Randy got to redeem his birthday present yesterday. His birthday was over 2 months ago, but he never seems to want something easily attainable, like containers or something. No, he wanted to go skiing (or as Micah calls it, skeeting).
Back in high school we used to go skiing together. Not a lot, but enough to reach a level of proficiency I shall now call stupidity. The type of skiing where you don't really know any true techniques, but you've figured out a way to go down the mountain at a speed that is truly well, speedy, and maintain an upright position the majority of the time. So that was what we were capable of 13 years ago. We loved it! It was really, really fun! You get to be all bundled up with your most favorite person in the world (well, not bundled with them in the same jacket, I mean. Usually not, anyway), feeling the refreshing winter air race through your hair, performing feats of wonder so fantastic that you can't possible imagine ever NOT wanting to do this for the rest of your life.
For the past 13 years, off and on, Randy has hinted, suggested, and downright begged for us to go skiing again. For lots of reasons (going to college where mountains haven't been invented yet; more financial responsibilities; my body being pregnant, injured, or just plain afraid of being a bit less invicible now than in high school; and not knowing how to convince a small child to trade in a pacifier for a lift ticket, to name a few) it just didn't happen. Until he pulled out the ultimate weapon: guilt. When I turned 30 he threw me this fabulous suprise party with my girlfriends, worked really hard to produce this amazing photo of the kids to hang in our living room, and just plain made me feel really special. So a few months later, when it was his turn to be 30, he stated that THE ONLY THING he wanted was to go skiing together. How could I possibly say NO? (Other than that I don't want to die yet?)
So we arranged for my parents to take care of the kids, and we went to the Big, Cold Mountain. He assured me that we'd do the bunny slopes for as long as it took for us (meaning me, since I was more nervous about this) to feel comfortable. So I follow him to a lift, get on without incident, and realize as we are about half way up, that this particular lift only services intermediate and black diamond slopes! I seriously almost cried. He didn't know this was the case, of course, and felt badly about it, BUT not enough to take my whining self to the ski patrol hut at the top and request that the nice man put me in one of those little sled things and haul me to the bunny slopes, where I belong (though I begged many times).
So let's just say that the first run of the night was NOT fun. After that, however, we had a great time! We really did. Even when we had a miscommunication situation while attempting to board the lift, that ended with us standing there, legs entwined, while the lift smacked into us, causing him to end up with a puffy nylon wife-wad plunked onto his lap as we started up, then when we tried to untangle our legs, his ski popped off and sat laughing at us from below while we rode up the rest of the way trying to figure out how to solve this problem. (I was on my way back down to be the hero who picked up the prodigal ski, rode up with it to my stranded man, and saved the ski trip, when I was stopped by yelling from Randy and the nice man about 8 cars behind us who somehow got the naughty ski and brought it up for us).

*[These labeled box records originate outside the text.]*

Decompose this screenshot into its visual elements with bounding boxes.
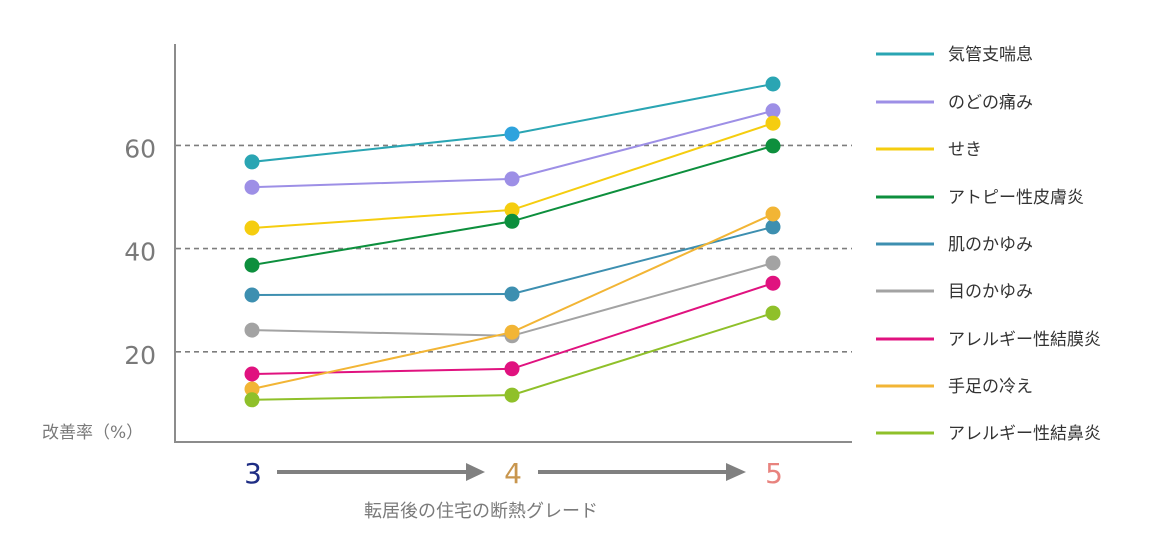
x-axis-arrows <box>277 463 746 481</box>
data-point <box>504 171 520 187</box>
data-point <box>765 219 781 235</box>
data-point <box>244 381 260 397</box>
x-tick-label-4: 4 <box>504 457 522 490</box>
data-point <box>504 202 520 218</box>
data-point <box>504 387 520 403</box>
data-point <box>504 286 520 302</box>
legend-label: のどの痛み <box>948 93 1033 113</box>
data-point <box>244 366 260 382</box>
data-point <box>504 126 520 142</box>
legend-item: せき <box>876 140 982 160</box>
legend-item: 目のかゆみ <box>876 282 1033 302</box>
legend-label: せき <box>948 140 982 160</box>
data-point <box>504 324 520 340</box>
legend-label: 気管支喘息 <box>948 45 1033 65</box>
data-point <box>244 287 260 303</box>
data-point <box>244 392 260 408</box>
legend-item: アトピー性皮膚炎 <box>876 188 1084 208</box>
arrow-3-to-4 <box>277 463 485 481</box>
x-axis-label: 転居後の住宅の断熱グレード <box>364 501 598 522</box>
arrow-4-to-5 <box>538 463 746 481</box>
legend-label: 目のかゆみ <box>948 282 1033 302</box>
legend-item: 手足の冷え <box>876 377 1033 397</box>
legend-label: 肌のかゆみ <box>948 235 1033 255</box>
data-point <box>765 138 781 154</box>
legend-item: 肌のかゆみ <box>876 235 1033 255</box>
legend-item: アレルギー性結膜炎 <box>876 330 1101 350</box>
data-point <box>244 220 260 236</box>
y-axis-label: 改善率（%） <box>42 423 143 443</box>
x-tick-labels: 3 4 5 <box>244 457 783 490</box>
arrow-head-icon <box>726 463 746 481</box>
legend-label: アレルギー性結膜炎 <box>948 330 1101 350</box>
data-point <box>244 257 260 273</box>
legend-item: アレルギー性結鼻炎 <box>876 424 1101 444</box>
data-point <box>765 305 781 321</box>
legend-label: アレルギー性結鼻炎 <box>948 424 1101 444</box>
data-point <box>244 322 260 338</box>
data-point <box>504 213 520 229</box>
data-point <box>765 255 781 271</box>
y-tick-label: 40 <box>124 238 156 267</box>
legend-item: のどの痛み <box>876 93 1033 113</box>
grid-lines <box>176 144 852 353</box>
x-tick-label-5: 5 <box>765 457 783 490</box>
series-markers <box>244 76 781 408</box>
data-point <box>504 361 520 377</box>
series-line-0 <box>251 83 774 163</box>
y-tick-label: 20 <box>124 341 156 370</box>
data-point <box>244 154 260 170</box>
data-point <box>765 103 781 119</box>
legend-label: アトピー性皮膚炎 <box>948 188 1084 208</box>
x-tick-label-3: 3 <box>244 457 262 490</box>
data-point <box>244 179 260 195</box>
legend: 気管支喘息のどの痛みせきアトピー性皮膚炎肌のかゆみ目のかゆみアレルギー性結膜炎手… <box>876 45 1101 444</box>
y-tick-label: 60 <box>124 134 156 163</box>
data-point <box>765 115 781 131</box>
legend-item: 気管支喘息 <box>876 45 1033 65</box>
legend-label: 手足の冷え <box>948 377 1033 397</box>
data-point <box>765 275 781 291</box>
data-point <box>765 76 781 92</box>
y-tick-labels: 20 40 60 <box>124 134 156 369</box>
data-point <box>765 206 781 222</box>
arrow-head-icon <box>466 463 485 481</box>
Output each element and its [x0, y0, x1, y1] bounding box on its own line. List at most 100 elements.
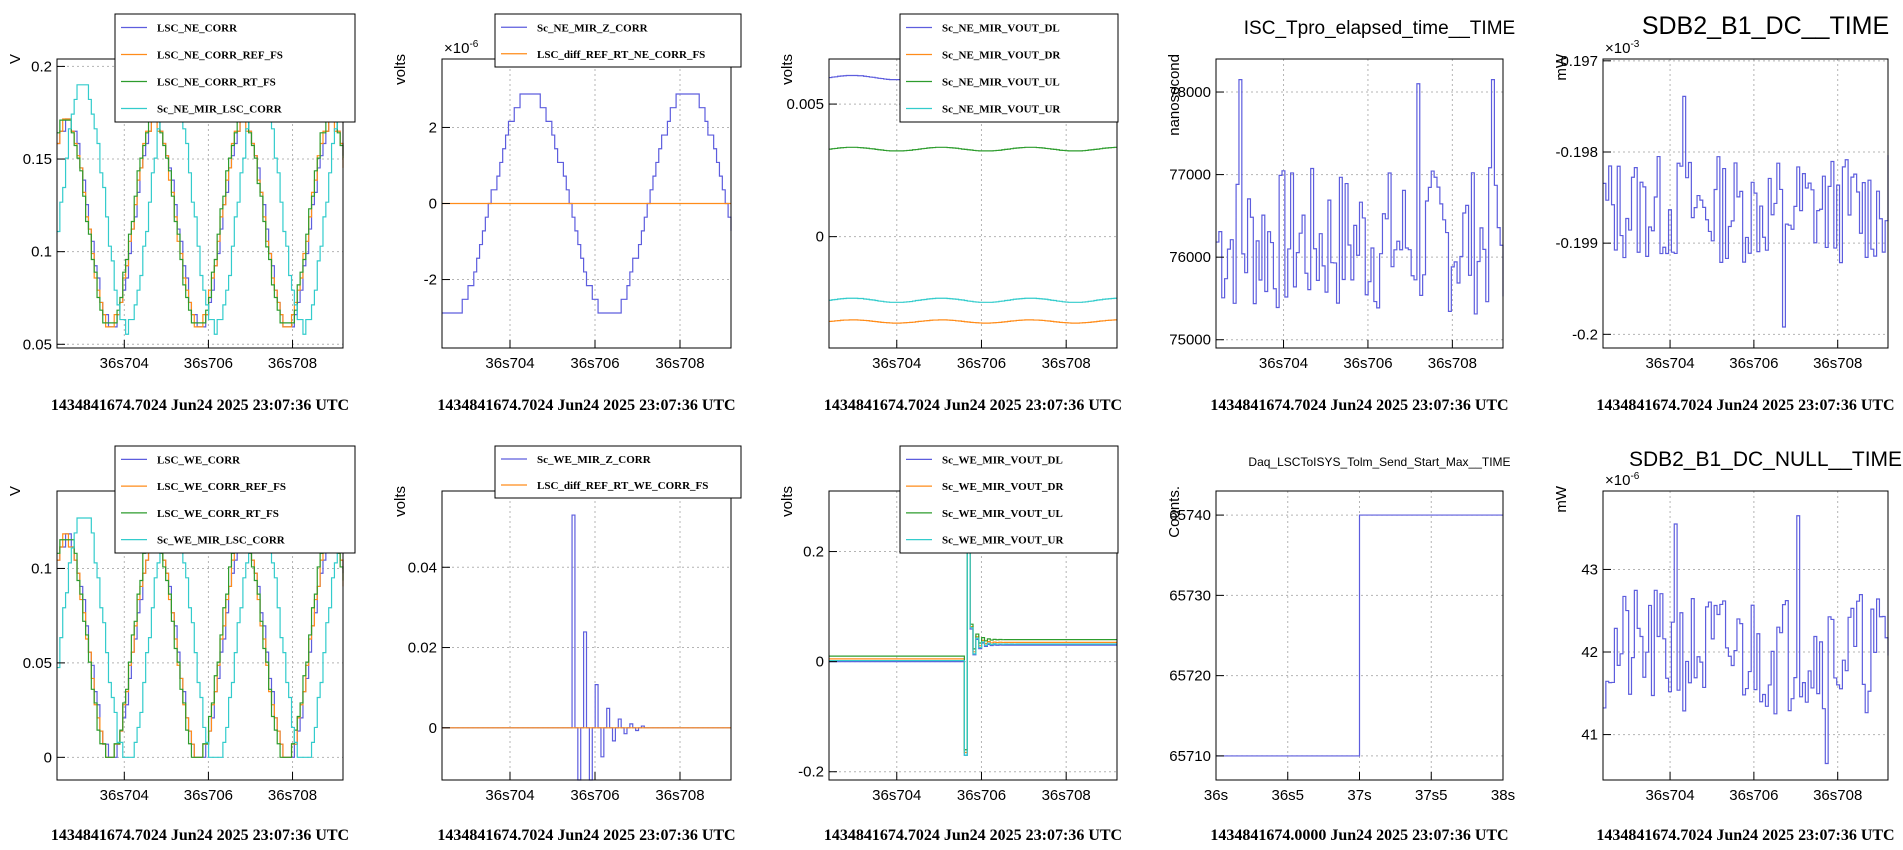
- chart-panel-p00: 36s704 36s706 36s708 0.05 0.1 0.15 0.2 V 1434841…: [7, 13, 356, 414]
- series-line-Sc_NE_MIR_VOUT_UL: [829, 146, 1117, 152]
- x-tick-label: 36s704: [485, 355, 534, 372]
- legend-entry: Sc_WE_MIR_VOUT_DR: [942, 481, 1064, 493]
- y-tick-label: 0.04: [408, 559, 437, 576]
- legend-entry: LSC_NE_CORR_REF_FS: [157, 50, 283, 62]
- y-tick-label: 2: [429, 119, 437, 136]
- x-tick-label: 37s: [1347, 787, 1371, 804]
- chart-panel-p01: 36s704 36s706 36s708 -2 0 2 volts ×10-6 14348416…: [392, 13, 742, 414]
- x-tick-label: 36s708: [1813, 355, 1862, 372]
- x-tick-label: 36s706: [184, 355, 233, 372]
- y-axis-label: V: [7, 54, 24, 64]
- legend-box: [494, 13, 742, 68]
- timestamp-footer: 1434841674.7024 Jun24 2025 23:07:36 UTC: [51, 397, 349, 414]
- chart-panel-p14: 36s704 36s706 36s708 41 42 43 mW ×10-6SDB2_B1_D…: [1553, 448, 1902, 844]
- legend-entry: LSC_diff_REF_RT_NE_CORR_FS: [537, 49, 705, 61]
- legend-box: [899, 13, 1119, 123]
- legend-entry: Sc_WE_MIR_Z_CORR: [537, 454, 652, 466]
- series-line-series-0: [1216, 514, 1503, 757]
- series-line-Sc_WE_MIR_VOUT_UR: [829, 509, 1117, 756]
- series-line-series-0: [1603, 515, 1889, 765]
- x-tick-label: 38s: [1491, 787, 1515, 804]
- x-tick-label: 36s708: [1042, 355, 1091, 372]
- chart-title: ISC_Tpro_elapsed_time__TIME: [1244, 18, 1515, 39]
- y-tick-label: 0.005: [786, 96, 824, 113]
- x-tick-label: 36s706: [957, 355, 1006, 372]
- y-tick-label: 65740: [1169, 507, 1211, 524]
- series-line-Sc_NE_MIR_Z_CORR: [442, 93, 732, 314]
- x-tick-label: 36s706: [1343, 355, 1392, 372]
- legend-entry: Sc_WE_MIR_VOUT_UR: [942, 535, 1064, 547]
- y-tick-label: 0.15: [23, 151, 52, 168]
- series-line-Sc_WE_MIR_VOUT_UL: [829, 517, 1117, 751]
- y-axis-label: mW: [1553, 485, 1570, 512]
- y-tick-label: 0: [816, 654, 824, 671]
- y-tick-label: 42: [1581, 644, 1598, 661]
- series-line-Sc_WE_MIR_LSC_CORR: [57, 517, 344, 758]
- series-line-Sc_NE_MIR_VOUT_UR: [829, 297, 1117, 303]
- timestamp-footer: 1434841674.7024 Jun24 2025 23:07:36 UTC: [1596, 827, 1894, 844]
- chart-title: Daq_LSCToISYS_Tolm_Send_Start_Max__TIME: [1248, 455, 1510, 469]
- y-axis-label: volts: [779, 54, 796, 85]
- legend-entry: Sc_WE_MIR_VOUT_DL: [942, 454, 1063, 466]
- y-axis-label: V: [7, 486, 24, 496]
- y-axis-label: nanosecond: [1166, 54, 1183, 136]
- axis-exponent-power: -6: [469, 39, 478, 50]
- legend-entry: LSC_diff_REF_RT_WE_CORR_FS: [537, 480, 708, 492]
- y-tick-label: 65710: [1169, 748, 1211, 765]
- chart-panel-p13: 36s 36s5 37s 37s5 38s 65710 65720 65730 65740Cou…: [1166, 455, 1515, 844]
- x-tick-label: 36s708: [268, 355, 317, 372]
- axis-exponent: ×10-6: [1605, 471, 1640, 489]
- axis-exponent-power: -3: [1630, 39, 1639, 50]
- x-tick-label: 36s704: [1259, 355, 1308, 372]
- y-axis-label: mW: [1553, 53, 1570, 80]
- legend-entry: LSC_WE_CORR: [157, 454, 241, 466]
- timestamp-footer: 1434841674.7024 Jun24 2025 23:07:36 UTC: [437, 397, 735, 414]
- legend-entry: Sc_NE_MIR_VOUT_UR: [942, 104, 1061, 116]
- x-tick-label: 36s706: [570, 355, 619, 372]
- timestamp-footer: 1434841674.0000 Jun24 2025 23:07:36 UTC: [1210, 827, 1508, 844]
- series-line-Sc_NE_MIR_LSC_CORR: [57, 84, 344, 335]
- timestamp-footer: 1434841674.7024 Jun24 2025 23:07:36 UTC: [824, 397, 1122, 414]
- x-tick-label: 36s708: [1813, 787, 1862, 804]
- x-tick-label: 36s704: [100, 355, 149, 372]
- timestamp-footer: 1434841674.7024 Jun24 2025 23:07:36 UTC: [51, 827, 349, 844]
- y-axis-label: volts: [779, 486, 796, 517]
- y-tick-label: 0.1: [31, 560, 52, 577]
- legend-entry: LSC_WE_CORR_RT_FS: [157, 508, 279, 520]
- plot-frame: [1602, 490, 1889, 781]
- y-tick-label: 0: [816, 229, 824, 246]
- x-tick-label: 36s704: [485, 787, 534, 804]
- y-tick-label: -0.199: [1555, 235, 1598, 252]
- series-line-LSC_WE_CORR_RT_FS: [57, 525, 344, 758]
- x-tick-label: 37s5: [1415, 787, 1448, 804]
- series-line-series-0: [1603, 95, 1889, 328]
- series-line-Sc_WE_MIR_VOUT_DL: [829, 512, 1117, 756]
- y-tick-label: 0.05: [23, 336, 52, 353]
- y-tick-label: 0: [429, 196, 437, 213]
- chart-panel-p03: 36s704 36s706 36s708 75000 76000 77000 78000na…: [1166, 18, 1515, 414]
- legend-entry: LSC_WE_CORR_REF_FS: [157, 481, 286, 493]
- series-line-series-0: [1216, 79, 1504, 315]
- x-tick-label: 36s704: [1645, 787, 1694, 804]
- x-tick-label: 36s704: [100, 787, 149, 804]
- legend-entry: Sc_NE_MIR_VOUT_DR: [942, 50, 1061, 62]
- legend-box: [899, 445, 1119, 554]
- y-tick-label: -0.2: [798, 764, 824, 781]
- y-tick-label: 65730: [1169, 587, 1211, 604]
- x-tick-label: 36s708: [1042, 787, 1091, 804]
- axis-exponent-power: -6: [1630, 471, 1639, 482]
- x-tick-label: 36s5: [1271, 787, 1304, 804]
- x-tick-label: 36s706: [957, 787, 1006, 804]
- chart-panel-p12: 36s704 36s706 36s708 -0.2 0 0.2 volts 143484167…: [779, 445, 1122, 844]
- y-tick-label: -0.198: [1555, 144, 1598, 161]
- x-tick-label: 36s706: [570, 787, 619, 804]
- legend-box: [114, 445, 356, 554]
- chart-title: SDB2_B1_DC_NULL__TIME: [1629, 448, 1902, 471]
- y-tick-label: 77000: [1169, 167, 1211, 184]
- timestamp-footer: 1434841674.7024 Jun24 2025 23:07:36 UTC: [1596, 397, 1894, 414]
- y-tick-label: 0.05: [23, 655, 52, 672]
- timestamp-footer: 1434841674.7024 Jun24 2025 23:07:36 UTC: [1210, 397, 1508, 414]
- y-tick-label: 65720: [1169, 668, 1211, 685]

Anyway, though we had a great time, I noticed some differences between what skiing was like for us when we were dating and in high school compared to what it is now that we are married and attempting to raise kids.
For instance, Back Then riding the lift was basically a fabulous opportunity to sit really close to each other. Now it is the only chance we have to carry on a completely uninterrupted conversation for more than 38 seconds. (though the sitting really close part was not unappreciated
).
Back Then, the conversation at the top of the slope would consist of, "Same run as last time? Awesome - see ya at the bottom! Have fun!" Now, the conversation at the top still does cover which run we're doing, but it also has something in there about being careful, muscles, joints, pain and stiffness, etc along with it. Furhtermore, the conversation continues, in fragments, the whole way down the mountain because it's so great to talk, just the two of us without either being half asleep getting ready for bed, or worried about Randy getting fired for too many personal calls. So we'd ski across to the right, and then we'd stop and discuss our mortgage a bit, then we'd go to the left and stop and discuss preschools, then we'd go back to the right and move into taxes, and so on. What made it even more fun was that usually one of us would have a new topic before we actually got to the other side, so we'd just yell something out while we were both still skiing, and the other person, who was loaded down with hats, hoods, etc. would yell back, "What?" and stop early to catch it on the repeat. Let's just say it took us a while to get down each time, and we were thankful that it wasn't too crowded because I'm not sure that we really wanted the input of other skiers on how we can save more money, or whether or not our kids will learn to ski someday.
So we had a good, cold time skeeting, even though it was a very different type of feel than back when we didn't feel horrendously guilty for still being awake at 10:30.
Oh, and Randy, if you only want one thing for your 31st birthday, I'm all for skiing, but please remember, I wait for the lift on your LEFT side.